By Errol Castens/NEMS Daily Journal
OXFORD – When Oxford hired Standard Parking last year to create more turnover of storefront parking downtown, the Chicago-based company promised the service would be close to revenue-neutral.
In nearly seven months since, the city has seen about $1,100 in collections, with the fiscal year’s expenses still projected at more than $200,000.
Mayor Pat Patterson, members of the Parking Commission and Standard Parking representatives met Thursday to discuss the shortfall.
Ed Urrutia, SP regional manager, said the system is reshaping drivers’ behavior, as city officials had hoped.
“Once a citizen gets that courtesy violation, they’re doing what they’re supposed to be doing,” he said.
That echoed Mayor Pat Patterson’s statement at Tuesday’s board meeting: “There’s no arguing that from a parking standpoint it’s been successful. From a revenue standpoint, it’s anything but successful.”
Urrutia said ticket-writing is not discretionary for the system, which uses optical equipment and computers instead of human observation.
Patterson, however, said he tested the system twice this week by asking employees to park in storefront spaces.
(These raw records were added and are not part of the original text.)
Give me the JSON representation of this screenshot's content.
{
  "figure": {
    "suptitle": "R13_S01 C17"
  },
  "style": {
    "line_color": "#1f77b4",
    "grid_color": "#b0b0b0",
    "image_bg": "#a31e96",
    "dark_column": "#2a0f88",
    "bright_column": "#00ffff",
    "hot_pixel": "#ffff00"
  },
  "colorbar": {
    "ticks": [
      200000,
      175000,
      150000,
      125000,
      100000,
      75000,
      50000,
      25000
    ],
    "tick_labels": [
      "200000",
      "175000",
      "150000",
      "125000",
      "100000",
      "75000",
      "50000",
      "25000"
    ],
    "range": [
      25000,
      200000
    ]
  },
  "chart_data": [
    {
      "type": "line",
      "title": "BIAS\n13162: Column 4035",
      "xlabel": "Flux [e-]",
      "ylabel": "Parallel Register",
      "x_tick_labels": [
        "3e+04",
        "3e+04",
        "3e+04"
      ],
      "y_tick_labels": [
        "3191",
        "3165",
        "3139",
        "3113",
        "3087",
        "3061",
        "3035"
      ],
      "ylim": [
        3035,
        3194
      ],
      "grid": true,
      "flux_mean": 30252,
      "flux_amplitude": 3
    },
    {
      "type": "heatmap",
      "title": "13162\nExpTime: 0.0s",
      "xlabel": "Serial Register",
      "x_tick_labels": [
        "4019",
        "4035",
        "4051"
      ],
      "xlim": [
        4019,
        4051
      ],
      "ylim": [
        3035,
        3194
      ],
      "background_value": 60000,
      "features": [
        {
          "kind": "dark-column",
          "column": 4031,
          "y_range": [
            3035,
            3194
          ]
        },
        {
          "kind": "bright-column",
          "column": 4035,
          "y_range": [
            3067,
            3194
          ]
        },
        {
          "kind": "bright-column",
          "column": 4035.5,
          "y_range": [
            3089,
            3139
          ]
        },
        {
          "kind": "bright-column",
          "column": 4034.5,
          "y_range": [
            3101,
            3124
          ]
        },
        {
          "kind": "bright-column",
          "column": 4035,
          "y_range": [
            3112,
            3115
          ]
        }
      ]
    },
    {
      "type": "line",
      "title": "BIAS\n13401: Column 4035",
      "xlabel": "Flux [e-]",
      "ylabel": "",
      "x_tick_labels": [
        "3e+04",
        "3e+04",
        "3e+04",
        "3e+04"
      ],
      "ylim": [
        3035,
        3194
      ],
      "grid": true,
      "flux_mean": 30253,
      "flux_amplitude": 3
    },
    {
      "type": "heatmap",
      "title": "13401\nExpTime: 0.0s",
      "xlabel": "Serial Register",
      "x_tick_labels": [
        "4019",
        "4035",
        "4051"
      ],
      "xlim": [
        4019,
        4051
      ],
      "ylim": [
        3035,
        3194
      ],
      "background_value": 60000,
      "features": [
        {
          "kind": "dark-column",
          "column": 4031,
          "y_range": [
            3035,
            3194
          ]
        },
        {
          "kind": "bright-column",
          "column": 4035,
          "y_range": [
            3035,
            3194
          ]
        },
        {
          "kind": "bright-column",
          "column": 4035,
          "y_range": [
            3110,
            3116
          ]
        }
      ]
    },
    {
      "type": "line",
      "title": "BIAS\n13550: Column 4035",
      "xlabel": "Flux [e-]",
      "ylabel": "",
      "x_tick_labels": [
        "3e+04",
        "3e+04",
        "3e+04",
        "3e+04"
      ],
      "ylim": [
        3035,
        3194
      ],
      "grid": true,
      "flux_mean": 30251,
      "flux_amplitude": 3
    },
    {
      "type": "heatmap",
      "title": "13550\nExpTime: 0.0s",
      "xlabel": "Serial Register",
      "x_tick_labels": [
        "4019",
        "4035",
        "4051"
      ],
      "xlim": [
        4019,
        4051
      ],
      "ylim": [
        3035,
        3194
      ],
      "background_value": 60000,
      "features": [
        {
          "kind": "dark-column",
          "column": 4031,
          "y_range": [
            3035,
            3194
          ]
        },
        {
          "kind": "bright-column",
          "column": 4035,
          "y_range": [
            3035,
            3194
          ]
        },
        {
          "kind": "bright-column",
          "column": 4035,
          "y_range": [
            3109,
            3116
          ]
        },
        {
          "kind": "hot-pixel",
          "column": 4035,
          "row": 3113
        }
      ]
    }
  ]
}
One got a ticket after nearly five hours, the other not at all, he said.
“Over the last several months I’ve seen the (enforcement) vehicle scores of times, but I don’t remember ever seeing it stopped and (the employee) writing tickets,” said Parking Commission member Tom Sharpe.
City Planner Tim Akers said, “Budget time’s coming up, and we need to have a new strategy in place with some pretty dramatic improvements before our board would be comfortable with this again.”
Both Sharpe and Patterson voiced a hope that aldermen might revisit the metered-parking proposal that they rejected last year, especially in light of another 100 free, off-street spaces opening this summer.
Urrutia defended his high-compliance argument but said managers would come to Oxford to run the system themselves for a week to check the system. He and Bill Foster, another SP regional manager, said they would have further recommendations on July 12.
Patterson said the city could not go back to its former lax enforcement under which downtown employees often took up precious storefront parking, but neither could it justify such expense.
“It’s a delicate balance between enforcing parking and driving business away,” he said. “I know enforcement would cost something; it’s a legitimate city cost – but not $250,000.”